Patients from Sharkey Issaquena Community Hospital, which serves Rolling Fork and other rural Delta communities, had been transferred to other hospitals in the area, as neighbouring counties sent ambulances and support staff to help.
Aaron Rigsby, a videographer and storm chaser who filmed the tornado, said in an interview that he had watched it develop from a “small cone” into a “massive wedge”.
After the tornado hit Rolling Fork, Rigsby said, he went door to door through the town, rescuing people who were trapped in their vehicles or in destroyed homes, including a woman who had been buried by rubble. He added that it had taken ambulances at least 30 minutes to arrive in Rolling Fork because the area is so rural.
Annie Haynes recalled clutching the knob on her closet door as tightly as she could Friday night. Her ears were popping from the pressure. Her house was vibrating. She could feel the wind swirling around her after windows had been shattered and her roof had been punctured, she said.
But in a matter of seconds, the tornado was gone; it had wrecked her house, for which she did not have insurance, and had broken the windows of her car. Yet she knew others had suffered far worse. All she had to do was look across the street.

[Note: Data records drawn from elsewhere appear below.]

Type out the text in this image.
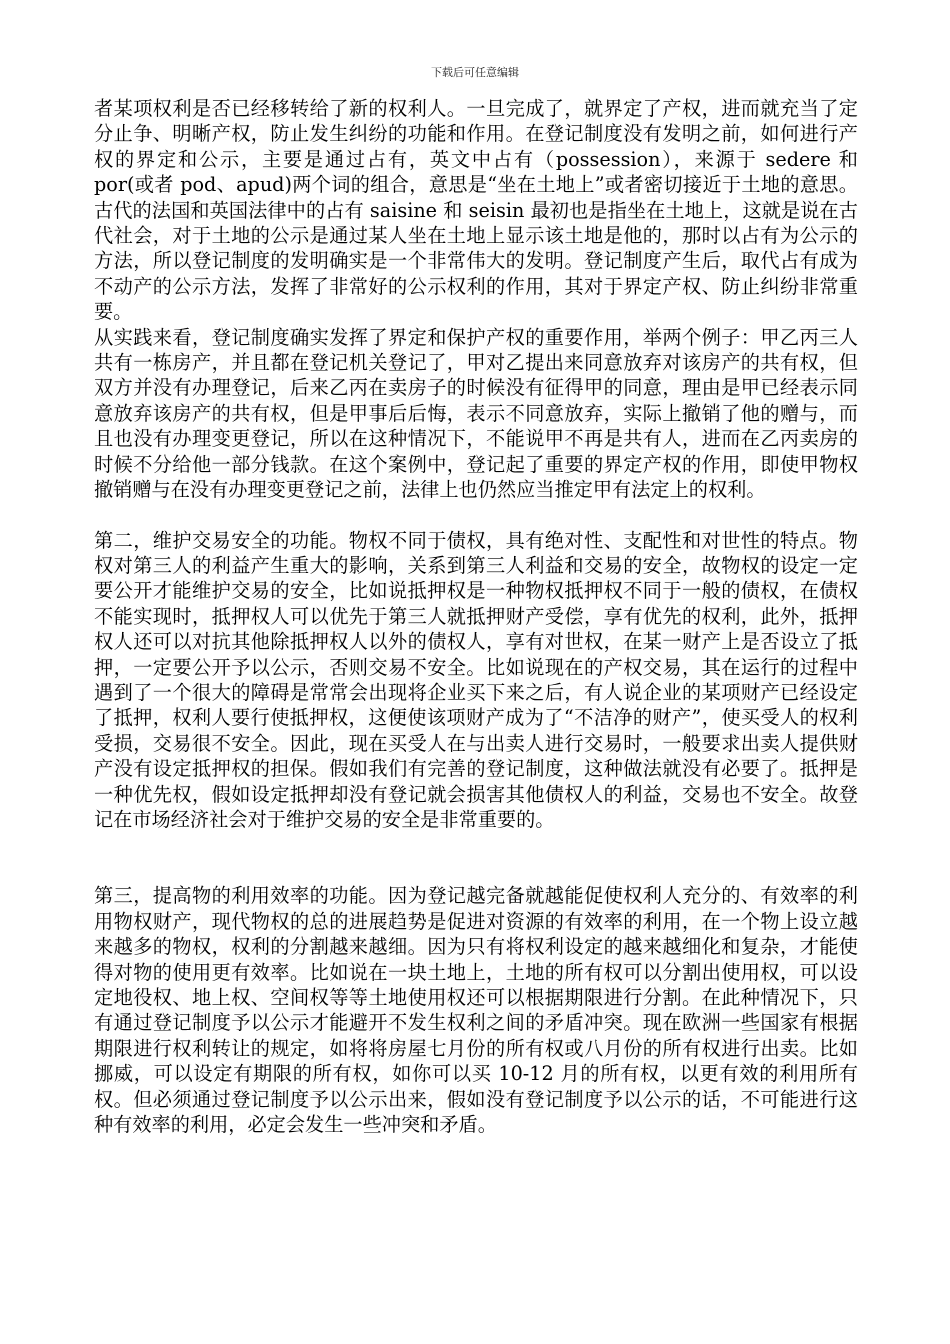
下载后可任意编辑

者某项权利是否已经移转给了新的权利人。一旦完成了，就界定了产权，进而就充当了定分止争、明晰产权，防止发生纠纷的功能和作用。在登记制度没有发明之前，如何进行产权的界定和公示，主要是通过占有，英文中占有（possession），来源于 sedere 和 por(或者 pod、apud)两个词的组合，意思是“坐在土地上”或者密切接近于土地的意思。古代的法国和英国法律中的占有 saisine 和 seisin 最初也是指坐在土地上，这就是说在古代社会，对于土地的公示是通过某人坐在土地上显示该土地是他的，那时以占有为公示的方法，所以登记制度的发明确实是一个非常伟大的发明。登记制度产生后，取代占有成为不动产的公示方法，发挥了非常好的公示权利的作用，其对于界定产权、防止纠纷非常重要。

从实践来看，登记制度确实发挥了界定和保护产权的重要作用，举两个例子：甲乙丙三人共有一栋房产，并且都在登记机关登记了，甲对乙提出来同意放弃对该房产的共有权，但双方并没有办理登记，后来乙丙在卖房子的时候没有征得甲的同意，理由是甲已经表示同意放弃该房产的共有权，但是甲事后后悔，表示不同意放弃，实际上撤销了他的赠与，而且也没有办理变更登记，所以在这种情况下，不能说甲不再是共有人，进而在乙丙卖房的时候不分给他一部分钱款。在这个案例中，登记起了重要的界定产权的作用，即使甲物权撤销赠与在没有办理变更登记之前，法律上也仍然应当推定甲有法定上的权利。

第二，维护交易安全的功能。物权不同于债权，具有绝对性、支配性和对世性的特点。物权对第三人的利益产生重大的影响，关系到第三人利益和交易的安全，故物权的设定一定要公开才能维护交易的安全，比如说抵押权是一种物权抵押权不同于一般的债权，在债权不能实现时，抵押权人可以优先于第三人就抵押财产受偿，享有优先的权利，此外，抵押权人还可以对抗其他除抵押权人以外的债权人，享有对世权，在某一财产上是否设立了抵押，一定要公开予以公示，否则交易不安全。比如说现在的产权交易，其在运行的过程中遇到了一个很大的障碍是常常会出现将企业买下来之后，有人说企业的某项财产已经设定了抵押，权利人要行使抵押权，这便使该项财产成为了“不洁净的财产”，使买受人的权利受损，交易很不安全。因此，现在买受人在与出卖人进行交易时，一般要求出卖人提供财产没有设定抵押权的担保。假如我们有完善的登记制度，这种做法就没有必要了。抵押是一种优先权，假如设定抵押却没有登记就会损害其他债权人的利益，交易也不安全。故登记在市场经济社会对于维护交易的安全是非常重要的。

第三，提高物的利用效率的功能。因为登记越完备就越能促使权利人充分的、有效率的利用物权财产，现代物权的总的进展趋势是促进对资源的有效率的利用，在一个物上设立越来越多的物权，权利的分割越来越细。因为只有将权利设定的越来越细化和复杂，才能使得对物的使用更有效率。比如说在一块土地上，土地的所有权可以分割出使用权，可以设定地役权、地上权、空间权等等土地使用权还可以根据期限进行分割。在此种情况下，只有通过登记制度予以公示才能避开不发生权利之间的矛盾冲突。现在欧洲一些国家有根据期限进行权利转让的规定，如将将房屋七月份的所有权或八月份的所有权进行出卖。比如挪威，可以设定有期限的所有权，如你可以买 10-12 月的所有权，以更有效的利用所有权。但必须通过登记制度予以公示出来，假如没有登记制度予以公示的话，不可能进行这种有效率的利用，必定会发生一些冲突和矛盾。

Her neighbour, a home health worker who lived alone in a mobile home, had been found dead early Saturday, she said, after the storm lifted the home off the ground and slammed it onto a neighbour’s house.
“I don’t even want to look over there,” said Haynes, 64, a preschool teacher. “I cried more for these other people than I cried for myself.”
Rolling Fork was the birthplace of blues singer Muddy Waters and sits between the Mississippi and Yazoo rivers. Its residents, most of whom are Black, live with the risk of flooding from backwater levees along the Yazoo; one-fifth of the residents are under the federal poverty line.
A large part of the South could face another round of severe weather Sunday, including large hail, according to the weather service’s Storm Prediction Centre.
Nighttime tornadoes are twice as likely to be deadly as their daytime counterparts, experts have said. At night, people are typically asleep and are slower to respond to a warning, and the tornadoes are harder to see coming in the dark.
In Rolling Fork, many residents said what shocked them the most was just how quickly the storm appeared and then left their once-quaint farm town.
Damian Gadison said the only warning was the darkening sky and the howling winds, which forced him into the closet of his mobile home. His home badly damaged, he and his girlfriend were preparing to camp in their car Saturday.
“We need help — I’m talking about help,” Gadison said, sitting in the back seat of his car and straining to convey the gravity of his town’s situation. Tears streamed down his face.
“We didn’t have much,” he said, “but what we had, we held on to.”